Ovezmurat Dykma-Serdar (Russian: Овезмурад Дыкма Сердар; 1825–1882/84?, Turkmen: Öwezmyrat Dykma Serdar, عوض‌مراد دیقمه‌سردار) was a Teke Turkmen tribal leader in the second half of the 19th century. Originating from the Akhal region, the young Ovezmurat led armed raids (alaman) into the Persian provinces of Khorasan and Mazendaran. According to some reports, he was captured by the Shah's forces and held captive in Bojnurd prison in northeastern Iran. According to others, he was the commander of an armed detachment of Tekke tribesemen on behalf of the Khan of Khiva.

In the 1860s and 1870s, he took an active part in the military-political consolidation of the Teke clans and the final consolidation of the Teke hegemony in the Akhal and Merv oases in southern Turkmenistan. After the death of Nurberdy Khan, the chief leader of Akhal, Ovezmurat emerged as a key organizer of the armed resistance against the Russian expeditions of generals Nikolai Lomakin and Mikhail Skobelev. In 1879, on behalf of the Teke forces, he entered into negotiations with the advancing Russian troops and offered himself as a voluntary hostage. During his stay at the Russian camp, he studied the military organization, armament and deployment of enemy forces. He was one of the principal leaders of the ultimately failed defence of Geok-Tepe fortress.

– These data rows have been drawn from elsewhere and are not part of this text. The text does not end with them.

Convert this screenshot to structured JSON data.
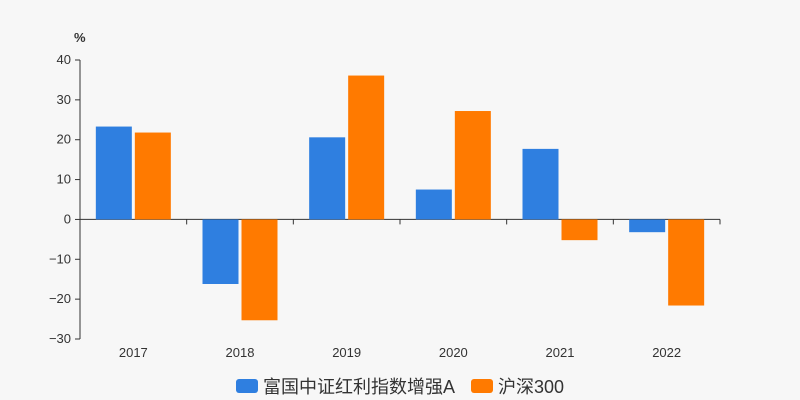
{
  "chart_data": {
    "type": "bar",
    "unit_label": "%",
    "categories": [
      "2017",
      "2018",
      "2019",
      "2020",
      "2021",
      "2022"
    ],
    "series": [
      {
        "name": "富国中证红利指数增强A",
        "color": "#2f7fe0",
        "values": [
          23.3,
          -16.2,
          20.6,
          7.5,
          17.7,
          -3.2
        ]
      },
      {
        "name": "沪深300",
        "color": "#ff7a00",
        "values": [
          21.8,
          -25.3,
          36.1,
          27.2,
          -5.2,
          -21.6
        ]
      }
    ],
    "ylim": [
      -30,
      40
    ],
    "yticks": [
      "40",
      "30",
      "20",
      "10",
      "0",
      "−10",
      "−20",
      "−30"
    ],
    "ytick_values": [
      40,
      30,
      20,
      10,
      0,
      -10,
      -20,
      -30
    ],
    "grid": false,
    "legend_position": "bottom"
  }
}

The decisive defeat of the Turkmens by General Skobelev's troops marked a major milestone in Russia's conquest of Central Asia. Dykma-Serdar surrendered and swore allegiance to the House of Romanovs. In 1881, at the invitation of Tsar Alexander III, he visited Astrakhan, Moscow and St. Petersburg, where he was received by the emperor himself. He received the rank of major and was given a hereditary title. He was the father of Oraz Dykma-Serdar, one of the commanders of the Teke cavalry regiment in the Tsarist army.